If a sub-analysis is performed comparing patients with and without an IABP, significant higher SctO2 values are observed during cooling and hypothermia in the no-IABP group. This represents probably the higher hemodynamic instability of patients receiving an IABP.

Our study has several limitations. First, we did not assess cerebral hemodynamic parameters by transcranial Doppler. The continuous measurement of both SctO2 and cerebral hemodynamic parameters could have allowed a better understanding of cerebral hemodynamic changes in post-CA patients. Second, SctO2 was measured using NIRS technology on the forehead. This is a regional measurement with the disadvantage that we do not have any information other than the frontal region. The number of patients included was rather limited but as far as we know, this study is currently the largest in which SctO2 is prospectively measured in post-CA patients. Nevertheless, we suppose that extending the number of patients will be of no added value for a better understanding of the underlying pathophysiologic mechanism responsible for the observed SctO2 course. For this purpose, an experimental setting using non-invasive as well as invasive cerebral hemodynamic measurements could provide more valuable information. At last, in this study SctO2 was measured during TTM at 33 °C. Consequently, these findings might not be applicable to patients treated with TTM at 36 °C. More importantly, significant higher SctO2 values were measured in the favorable neurological outcome group during the rewarming phase, which is absent in post-CA patients treated with TTM at 36 °C.

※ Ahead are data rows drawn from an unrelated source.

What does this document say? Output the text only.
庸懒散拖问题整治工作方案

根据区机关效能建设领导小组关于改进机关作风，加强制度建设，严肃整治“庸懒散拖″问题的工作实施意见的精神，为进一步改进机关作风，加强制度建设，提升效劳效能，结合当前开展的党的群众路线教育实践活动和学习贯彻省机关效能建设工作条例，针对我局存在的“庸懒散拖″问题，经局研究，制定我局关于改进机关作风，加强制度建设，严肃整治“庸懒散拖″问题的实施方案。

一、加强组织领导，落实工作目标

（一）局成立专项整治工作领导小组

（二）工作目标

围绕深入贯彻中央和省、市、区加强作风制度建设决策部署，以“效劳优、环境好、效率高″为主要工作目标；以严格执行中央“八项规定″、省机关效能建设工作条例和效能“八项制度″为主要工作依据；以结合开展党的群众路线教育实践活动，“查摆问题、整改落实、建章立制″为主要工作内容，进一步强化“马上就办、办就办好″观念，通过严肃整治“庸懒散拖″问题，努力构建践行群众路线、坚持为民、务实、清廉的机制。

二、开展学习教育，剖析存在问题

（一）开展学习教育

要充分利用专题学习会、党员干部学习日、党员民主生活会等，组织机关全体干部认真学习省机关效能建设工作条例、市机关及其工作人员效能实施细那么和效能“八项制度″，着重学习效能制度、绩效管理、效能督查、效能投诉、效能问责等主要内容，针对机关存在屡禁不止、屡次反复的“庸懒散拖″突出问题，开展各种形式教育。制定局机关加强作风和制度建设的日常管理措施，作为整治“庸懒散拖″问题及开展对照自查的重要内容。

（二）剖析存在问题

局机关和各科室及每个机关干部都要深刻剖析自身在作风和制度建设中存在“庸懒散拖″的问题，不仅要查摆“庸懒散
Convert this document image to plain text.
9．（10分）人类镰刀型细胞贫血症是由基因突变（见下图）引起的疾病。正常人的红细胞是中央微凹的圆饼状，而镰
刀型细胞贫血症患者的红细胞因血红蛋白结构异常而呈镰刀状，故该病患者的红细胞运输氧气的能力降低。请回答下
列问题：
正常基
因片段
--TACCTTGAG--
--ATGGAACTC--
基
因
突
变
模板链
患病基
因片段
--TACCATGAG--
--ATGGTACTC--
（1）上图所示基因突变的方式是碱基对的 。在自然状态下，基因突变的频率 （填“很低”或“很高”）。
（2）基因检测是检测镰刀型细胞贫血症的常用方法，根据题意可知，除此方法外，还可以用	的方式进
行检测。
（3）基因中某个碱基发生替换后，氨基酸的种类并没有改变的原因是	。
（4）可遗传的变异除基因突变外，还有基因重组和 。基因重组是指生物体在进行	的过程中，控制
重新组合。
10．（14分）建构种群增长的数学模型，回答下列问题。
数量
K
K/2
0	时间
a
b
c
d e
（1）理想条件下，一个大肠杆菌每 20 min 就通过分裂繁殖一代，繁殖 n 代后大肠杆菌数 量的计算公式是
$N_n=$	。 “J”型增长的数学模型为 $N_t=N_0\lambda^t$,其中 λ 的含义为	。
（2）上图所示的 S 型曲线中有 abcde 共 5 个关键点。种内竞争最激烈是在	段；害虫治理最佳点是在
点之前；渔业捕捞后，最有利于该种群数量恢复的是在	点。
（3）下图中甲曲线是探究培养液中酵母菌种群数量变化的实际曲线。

This study represents the largest post-resuscitation cohort evaluated using NIRS technology, including a sizeable cohort of balloon-assisted patients. Although a significant difference was observed in the overall course of SctO2 between OHCA patients with a favorable and unfavorable outcome, the margin was too small to likely represent functional outcome differentiation based on SctO2 alone. As such, these results given such methodology as performed in this study suggest that NIRS is insufficient by itself to serve in outcome prognostication, but there may remain benefit when incorporated into a multi-neuromonitoring bedside assessment algorithm.